Paru
en début d'année aux éditions Gallmeister, Le Sillage de
l'oubli de Bruce Machart a été
accueilli par une presse enthousiaste qui a salué un événement
littéraire majeur. L'une de nos collaboratrices a pu rencontrer le
romancier américain venu en France au mois de mai rencontrer ses
lecteurs dans plusieurs librairies de l'Hexagone et participer au
festival Etonnants Voyageurs de Saint-Malo.
Parutions.com :
Vous avez choisi de situer l'action de
votre premier roman sur une période qui s'étale de 1895 à 1924
dans un comté rural du Texas où s'enracine votre histoire
familiale. Vous-même n'avez pas grandi à la campagne mais à
Houston et pourtant à vous lire on a l'impression du contraire .
Comment êtes-vous parvenu à décrire de façon aussi forte et
convaincante une vie rurale dont vous n'avez pas l'expérience ?
Cela a-t-il exigé de nombreuses recherches ?
Bruce
Machart : En fait, j'ai passé beaucoup de temps à la campagne
pendant les vacances ou à l'occasion de réunions de famille,
j'avais donc cette expérience sensorielle ce qui est sûrement le
plus important. J'ai aussi eu la chance de pouvoir travailler avec
une toute petite bibliothèque où j'ai découvert des ressources
fabuleuses. Il y avait dans les années où se déroule mon roman
quatre ou cinq journaux dans le comté. Je m'y suis plongé et y ai
trouvé des renseignements concrets très utiles tels que le prix du
pain ou le nom des magasins par exemple. Et puis ils m'ont permis
d'intégrer véritablement la langue parlée à l'époque.
Parutions.com :
Le roman raconte l'histoire de Karel, quatrième et dernier fils de
Vaclav Skala, un fermier d'origine tchèque. La mère de Karel, Klara
meurt en lui donnant la vie. Cette mort anéantit Vaclav qui
s'enferme dans sa douleur et adopte envers ses fils un comportement
brutal.

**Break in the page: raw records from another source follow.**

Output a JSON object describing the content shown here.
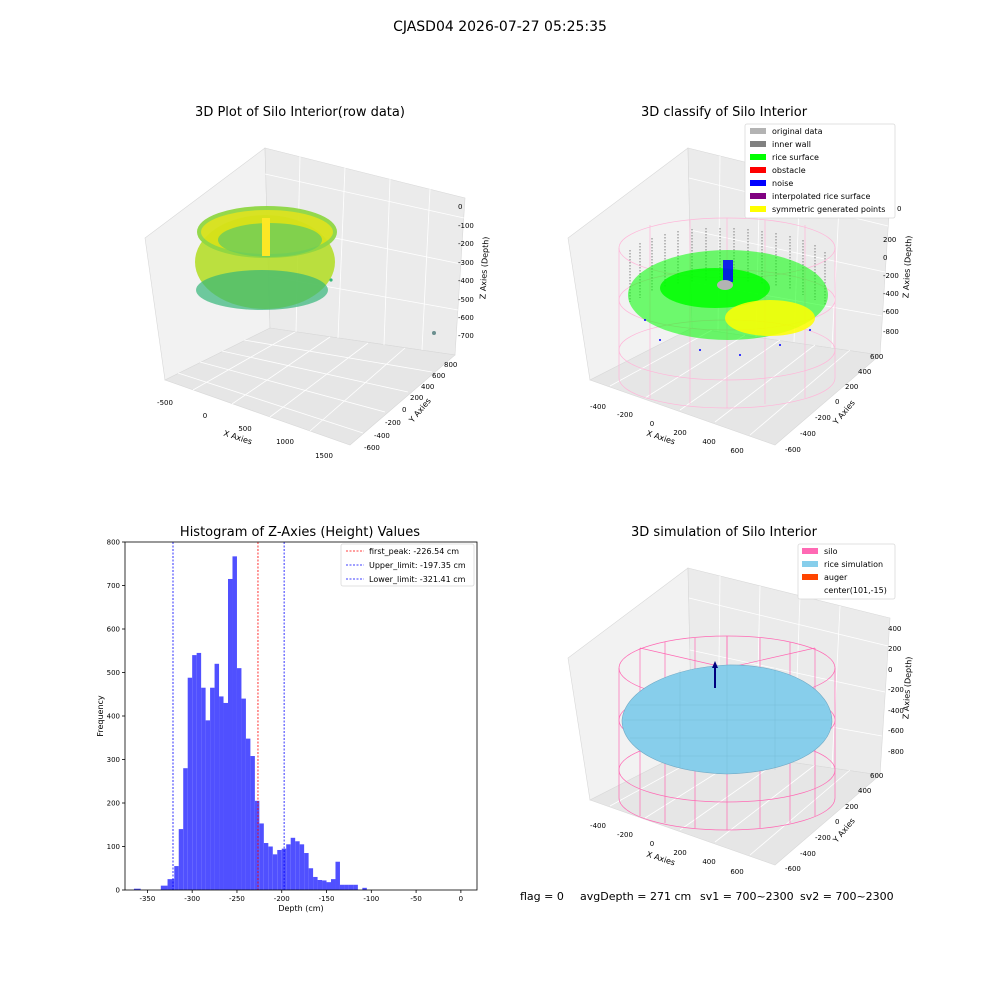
{
  "figure": {
    "suptitle": "CJASD04 2026-07-27 05:25:35",
    "footer": {
      "flag": "flag = 0",
      "avg_depth": "avgDepth = 271 cm",
      "sv1": "sv1 = 700~2300",
      "sv2": "sv2 = 700~2300"
    }
  },
  "chart_data": [
    {
      "type": "scatter",
      "projection": "3d",
      "title": "3D Plot of Silo Interior(row data)",
      "xlabel": "X Axies",
      "ylabel": "Y Axies",
      "zlabel": "Z Axies (Depth)",
      "x_ticks": [
        "-500",
        "0",
        "500",
        "1000",
        "1500"
      ],
      "y_ticks": [
        "-600",
        "-400",
        "-200",
        "0",
        "200",
        "400",
        "600",
        "800"
      ],
      "z_ticks": [
        "0",
        "-100",
        "-200",
        "-300",
        "-400",
        "-500",
        "-600",
        "-700"
      ],
      "colormap": "viridis"
    },
    {
      "type": "scatter",
      "projection": "3d",
      "title": "3D classify of Silo Interior",
      "xlabel": "X Axies",
      "ylabel": "Y Axies",
      "zlabel": "Z Axies (Depth)",
      "x_ticks": [
        "-400",
        "-200",
        "0",
        "200",
        "400",
        "600"
      ],
      "y_ticks": [
        "-600",
        "-400",
        "-200",
        "0",
        "200",
        "400",
        "600"
      ],
      "z_ticks": [
        "200",
        "0",
        "-200",
        "-400",
        "-600",
        "-800"
      ],
      "z_ticks_top_partial": "0",
      "legend": [
        {
          "label": "original data",
          "color": "#b3b3b3"
        },
        {
          "label": "inner wall",
          "color": "#808080"
        },
        {
          "label": "rice surface",
          "color": "#00ff00"
        },
        {
          "label": "obstacle",
          "color": "#ff0000"
        },
        {
          "label": "noise",
          "color": "#0000ff"
        },
        {
          "label": "interpolated rice surface",
          "color": "#800080"
        },
        {
          "label": "symmetric generated points",
          "color": "#ffff00"
        }
      ],
      "legend_loc": "upper right"
    },
    {
      "type": "bar",
      "title": "Histogram of Z-Axies (Height) Values",
      "xlabel": "Depth (cm)",
      "ylabel": "Frequency",
      "xlim": [
        -375,
        18
      ],
      "ylim": [
        0,
        800
      ],
      "x_ticks": [
        -350,
        -300,
        -250,
        -200,
        -150,
        -100,
        -50,
        0
      ],
      "y_ticks": [
        0,
        100,
        200,
        300,
        400,
        500,
        600,
        700,
        800
      ],
      "bar_color": "#5050ff",
      "bins": [
        {
          "x0": -365.0,
          "x1": -357.5,
          "value": 3
        },
        {
          "x0": -357.5,
          "x1": -350.0,
          "value": 0
        },
        {
          "x0": -350.0,
          "x1": -342.5,
          "value": 0
        },
        {
          "x0": -342.5,
          "x1": -335.0,
          "value": 0
        },
        {
          "x0": -335.0,
          "x1": -327.5,
          "value": 10
        },
        {
          "x0": -327.5,
          "x1": -320.0,
          "value": 25
        },
        {
          "x0": -320.0,
          "x1": -315.0,
          "value": 55
        },
        {
          "x0": -315.0,
          "x1": -310.0,
          "value": 140
        },
        {
          "x0": -310.0,
          "x1": -305.0,
          "value": 280
        },
        {
          "x0": -305.0,
          "x1": -300.0,
          "value": 488
        },
        {
          "x0": -300.0,
          "x1": -295.0,
          "value": 540
        },
        {
          "x0": -295.0,
          "x1": -290.0,
          "value": 545
        },
        {
          "x0": -290.0,
          "x1": -285.0,
          "value": 465
        },
        {
          "x0": -285.0,
          "x1": -280.0,
          "value": 390
        },
        {
          "x0": -280.0,
          "x1": -275.0,
          "value": 465
        },
        {
          "x0": -275.0,
          "x1": -270.0,
          "value": 520
        },
        {
          "x0": -270.0,
          "x1": -265.0,
          "value": 445
        },
        {
          "x0": -265.0,
          "x1": -260.0,
          "value": 430
        },
        {
          "x0": -260.0,
          "x1": -255.0,
          "value": 715
        },
        {
          "x0": -255.0,
          "x1": -250.0,
          "value": 767
        },
        {
          "x0": -250.0,
          "x1": -245.0,
          "value": 510
        },
        {
          "x0": -245.0,
          "x1": -240.0,
          "value": 440
        },
        {
          "x0": -240.0,
          "x1": -235.0,
          "value": 348
        },
        {
          "x0": -235.0,
          "x1": -230.0,
          "value": 308
        },
        {
          "x0": -230.0,
          "x1": -225.0,
          "value": 205
        },
        {
          "x0": -225.0,
          "x1": -220.0,
          "value": 153
        },
        {
          "x0": -220.0,
          "x1": -215.0,
          "value": 108
        },
        {
          "x0": -215.0,
          "x1": -210.0,
          "value": 100
        },
        {
          "x0": -210.0,
          "x1": -205.0,
          "value": 82
        },
        {
          "x0": -205.0,
          "x1": -200.0,
          "value": 92
        },
        {
          "x0": -200.0,
          "x1": -195.0,
          "value": 95
        },
        {
          "x0": -195.0,
          "x1": -190.0,
          "value": 105
        },
        {
          "x0": -190.0,
          "x1": -185.0,
          "value": 120
        },
        {
          "x0": -185.0,
          "x1": -180.0,
          "value": 112
        },
        {
          "x0": -180.0,
          "x1": -175.0,
          "value": 105
        },
        {
          "x0": -175.0,
          "x1": -170.0,
          "value": 85
        },
        {
          "x0": -170.0,
          "x1": -165.0,
          "value": 50
        },
        {
          "x0": -165.0,
          "x1": -160.0,
          "value": 30
        },
        {
          "x0": -160.0,
          "x1": -155.0,
          "value": 23
        },
        {
          "x0": -155.0,
          "x1": -150.0,
          "value": 22
        },
        {
          "x0": -150.0,
          "x1": -145.0,
          "value": 18
        },
        {
          "x0": -145.0,
          "x1": -140.0,
          "value": 25
        },
        {
          "x0": -140.0,
          "x1": -135.0,
          "value": 65
        },
        {
          "x0": -135.0,
          "x1": -130.0,
          "value": 12
        },
        {
          "x0": -130.0,
          "x1": -125.0,
          "value": 12
        },
        {
          "x0": -125.0,
          "x1": -120.0,
          "value": 12
        },
        {
          "x0": -120.0,
          "x1": -115.0,
          "value": 12
        },
        {
          "x0": -115.0,
          "x1": -110.0,
          "value": 0
        },
        {
          "x0": -110.0,
          "x1": -105.0,
          "value": 5
        }
      ],
      "vlines": [
        {
          "x": -226.54,
          "label": "first_peak: -226.54 cm",
          "color": "#ff0000"
        },
        {
          "x": -197.35,
          "label": "Upper_limit: -197.35 cm",
          "color": "#0000ff"
        },
        {
          "x": -321.41,
          "label": "Lower_limit: -321.41 cm",
          "color": "#0000ff"
        }
      ],
      "legend_loc": "upper right"
    },
    {
      "type": "surface",
      "projection": "3d",
      "title": "3D simulation of Silo Interior",
      "xlabel": "X Axies",
      "ylabel": "Y Axies",
      "zlabel": "Z Axies (Depth)",
      "x_ticks": [
        "-400",
        "-200",
        "0",
        "200",
        "400",
        "600"
      ],
      "y_ticks": [
        "-600",
        "-400",
        "-200",
        "0",
        "200",
        "400",
        "600"
      ],
      "z_ticks": [
        "400",
        "200",
        "0",
        "-200",
        "-400",
        "-600",
        "-800"
      ],
      "legend": [
        {
          "label": "silo",
          "color": "#ff69b4"
        },
        {
          "label": "rice simulation",
          "color": "#87ceeb"
        },
        {
          "label": "auger",
          "color": "#ff4500"
        },
        {
          "label": "center(101,-15)",
          "color": ""
        }
      ],
      "legend_loc": "upper right"
    }
  ]
}
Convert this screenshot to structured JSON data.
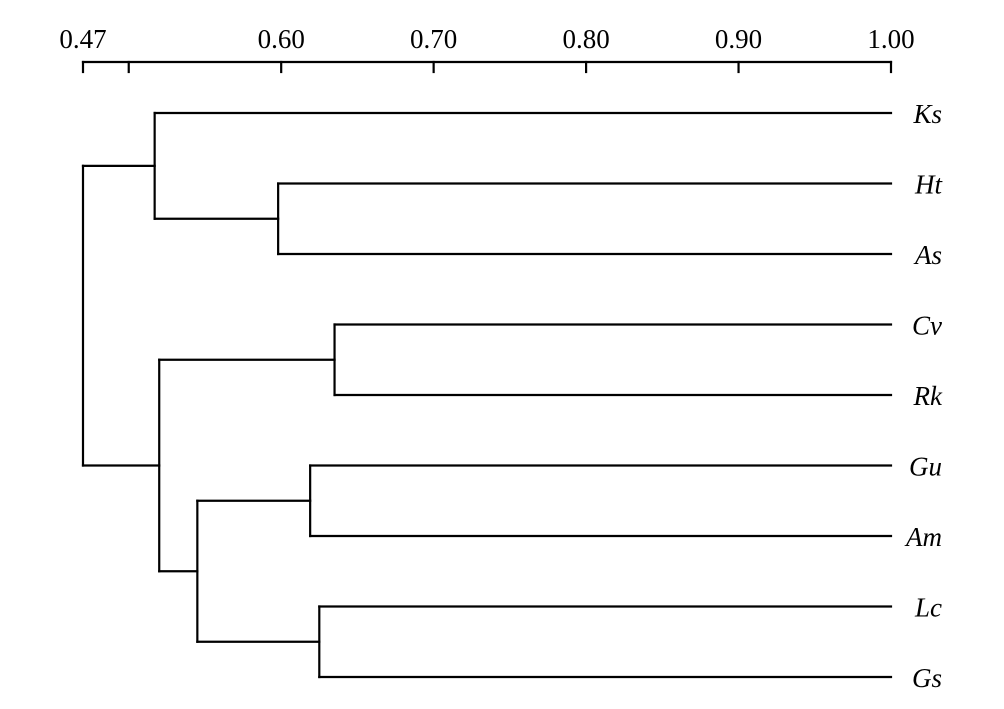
{
  "chart_data": {
    "type": "dendrogram",
    "axis": {
      "range": [
        0.47,
        1.0
      ],
      "ticks": [
        {
          "value": 0.47,
          "label": "0.47"
        },
        {
          "value": 0.5,
          "label": ""
        },
        {
          "value": 0.6,
          "label": "0.60"
        },
        {
          "value": 0.7,
          "label": "0.70"
        },
        {
          "value": 0.8,
          "label": "0.80"
        },
        {
          "value": 0.9,
          "label": "0.90"
        },
        {
          "value": 1.0,
          "label": "1.00"
        }
      ]
    },
    "leaves": [
      "Ks",
      "Ht",
      "As",
      "Cv",
      "Rk",
      "Gu",
      "Am",
      "Lc",
      "Gs"
    ],
    "merges": [
      {
        "children": [
          "Ht",
          "As"
        ],
        "similarity": 0.598
      },
      {
        "children": [
          "Ks",
          "Ht+As"
        ],
        "similarity": 0.517
      },
      {
        "children": [
          "Cv",
          "Rk"
        ],
        "similarity": 0.635
      },
      {
        "children": [
          "Gu",
          "Am"
        ],
        "similarity": 0.619
      },
      {
        "children": [
          "Lc",
          "Gs"
        ],
        "similarity": 0.625
      },
      {
        "children": [
          "Gu+Am",
          "Lc+Gs"
        ],
        "similarity": 0.545
      },
      {
        "children": [
          "Cv+Rk",
          "Gu+Am+Lc+Gs"
        ],
        "similarity": 0.52
      },
      {
        "children": [
          "Ks+Ht+As",
          "Cv+Rk+Gu+Am+Lc+Gs"
        ],
        "similarity": 0.47
      }
    ]
  }
}
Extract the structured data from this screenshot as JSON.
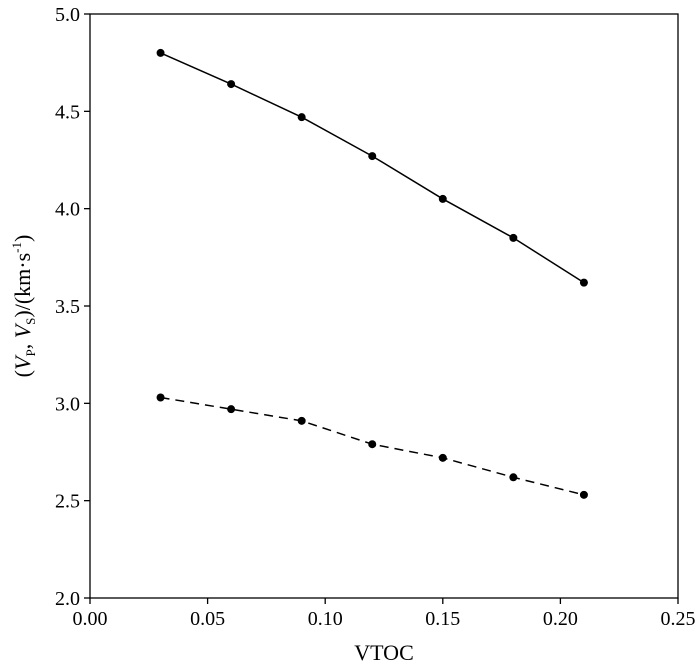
{
  "chart_data": {
    "type": "line",
    "xlabel": "VTOC",
    "ylabel": {
      "open": "(",
      "v1": "V",
      "sub1": "P",
      "sep": ", ",
      "v2": "V",
      "sub2": "S",
      "mid": ")/(km·s",
      "sup": "-1",
      "close": ")"
    },
    "xlim": [
      0.0,
      0.25
    ],
    "ylim": [
      2.0,
      5.0
    ],
    "x_ticks": [
      0.0,
      0.05,
      0.1,
      0.15,
      0.2,
      0.25
    ],
    "x_tick_labels": [
      "0.00",
      "0.05",
      "0.10",
      "0.15",
      "0.20",
      "0.25"
    ],
    "y_ticks": [
      2.0,
      2.5,
      3.0,
      3.5,
      4.0,
      4.5,
      5.0
    ],
    "y_tick_labels": [
      "2.0",
      "2.5",
      "3.0",
      "3.5",
      "4.0",
      "4.5",
      "5.0"
    ],
    "grid": false,
    "legend": "none",
    "x": [
      0.03,
      0.06,
      0.09,
      0.12,
      0.15,
      0.18,
      0.21
    ],
    "series": [
      {
        "values": [
          4.8,
          4.64,
          4.47,
          4.27,
          4.05,
          3.85,
          3.62
        ],
        "line_style": "solid",
        "marker": "circle",
        "color": "#000000"
      },
      {
        "values": [
          3.03,
          2.97,
          2.91,
          2.79,
          2.72,
          2.62,
          2.53
        ],
        "line_style": "dashed",
        "marker": "circle",
        "color": "#000000"
      }
    ]
  }
}
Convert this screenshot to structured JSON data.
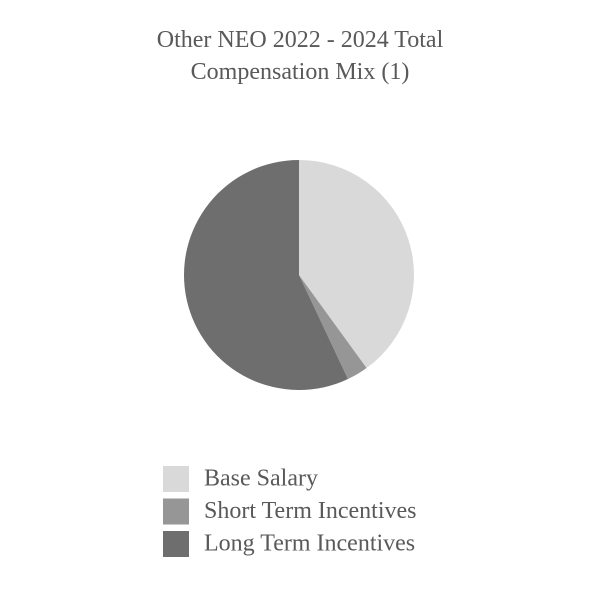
{
  "chart_data": {
    "type": "pie",
    "title": "Other NEO 2022 - 2024 Total Compensation Mix (1)",
    "categories": [
      "Base Salary",
      "Short Term Incentives",
      "Long Term Incentives"
    ],
    "values": [
      40,
      3,
      57
    ],
    "colors": [
      "#d9d9d9",
      "#969696",
      "#6e6e6e"
    ],
    "legend": "bottom"
  }
}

L'idée vient d'une histoire vraie que votre père vous a
racontée lorsque vous étiez jeune mais que vous n'avez pas crue.
Pour quelle raison ?
Bruce
Machart : Cette histoire de garçons que leur père oblige à
tirer une charrue à la place de chevaux ou de mulets me semblait
d'une cruauté incroyable et d'une brutalité quasiment médiévale.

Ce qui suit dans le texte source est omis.